Music, Messages and Tossing The Baby Out With The Bath Water

I recently saw a song/video from Youtube on a friend’s Facebook.  The song was one of many that of late have ministered to my heart.  My heart, the one that has come crawling out of the sin swamp and back up onto a road that is uphill, steep, and full of obstacles that often seem insurmountable.  My heart that was drawn back over several months not only by the gently shared faith of a man I dearly love, but also through music being played long before Thanksgiving on a local Christian station, Christmas music.  Many a Scroogy type whined about it but my boss played the station at work and a number of the  songs  like “Breath of Heaven” kept eating at me.  I had wanted to go back to a church a number of times in the past years but never could convince the ex to go.  I should have gone alone.

Music finally was the key that turned the lock of my heart and I returned to my former church and been SO thankful.  And in this time I’ve been listening daily the K-Love radio and a number of  CDs  I had collected (Oh so thankful I didn’t toss those out during the dark valley years), and a CD my friend, Jane, gave me  my first Sunday back in church.  Music and the message in many of the songs have been ministering to my heart and soul a great deal.

The friend had  someone that responded  with an article about the band that sings the song, and their  warped theology.  In fact it takes issue with a large  number of  contemporary Christian music artists of late.  I will be the first to admit that yes, many do NOT walk a very straight path and many  flat out  make me question their salvation.  Until I remember where I just came  from recently myself.  My walk was very real, my heart very much the Lord’s years ago, the fruit, I believe, was there.  However I allowed seeds of sin to take  root in me and little by little those sins were  cultivated into lush wrongs  and the Lord let  go and let me have  my way.  My way was very far from Him.   I am thankful  that  the consequences of  my sin, though quite the prices to have to pay for rebellion,  were not far worse.   Would my faith and that which I share be less a blessing to someone in need because of where I have walked in darkness while professing to be a believer?

Many of the artists in the article were favorites of mine.  One, Amy Grant, sings the song I mentioned, ‘Breath Of Heaven’.  There  are lines of that song that are SO good they make a great prayer  from the heart.  She herself may be a lousy example of walking with Christ, but does that  diminish the message in the song?

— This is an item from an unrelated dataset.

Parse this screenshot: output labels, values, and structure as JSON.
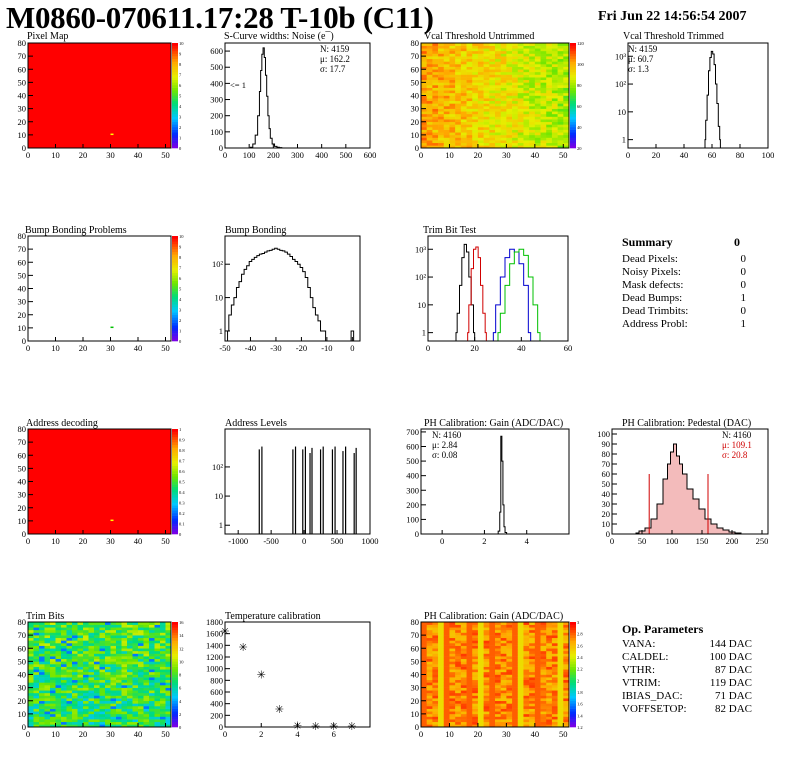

I think not!  The David Crowder band, despite whatever maybe wrong with them, have some very good songs out there being played that are ministering to believers, in spite of the  sinners singing them!  In fact, EVERY christian is a  sinner, and has areas of  sin in their life, but that doesn’t mean that the message of the gospel they share is wrong because they have areas of sin to deal  with.

What of the many hymns that, my understanding, were once bar tunes that the words were changed too.  Does that make the hymn useless that is packed with truth because the tune originated as a beer bash melody??? Of course not!  And oh what  of the hidden sins, and maybe not so hidden,  of those that wrote the words  to the hymns we now cherish?  If it is discovered that  Thomas Chisholm was a terrible sinner would we rip “Great Is Thy Faithfulness” from  our hymnals? Let us hope not, the song is written from scripture and very powerful.  Certainly we would not condone the sinner but we wouldn’t remove the music/message over it  I  hope.

If we tossed all the music/songs because the writer is a sinner, the book of Psalms would  be pretty small.  David was guilty of coveting his neighbor’s  wife, adultery, and murder all while being a man after God’s own heart. Even Paul admitted to be a sinner at times!

Romans 7:15-21 (New American Standard Bible)

15For what I am doing, (A)I do not understand; for I am not practicing (B)what I would like to do, but I am doing the very thing I hate.

16But if I do the very thing I do not want to do, I agree with (C)the Law, confessing that the Law is good.

17So now, (D)no longer am I the one doing it, but sin which dwells in me.

18For I know that nothing good dwells in me, that is, in my (E)flesh; for the willing is present in me, but the doing of the good is not.

19For (F)the good that I want, I do not do, but I practice the very evil that I do not want.

20But if I am doing the very thing I do not want, (G)I am no longer the one doing it, but sin which dwells in me.

21I find then (H)the principle that evil is present in me, the one who wants to do good.

Just because the artist may have a wrong walk, the music and the message in the music can still be worth sharing as you just never know who it will touch and how it will  minister.  Don’t  toss  the baby out with the bath water!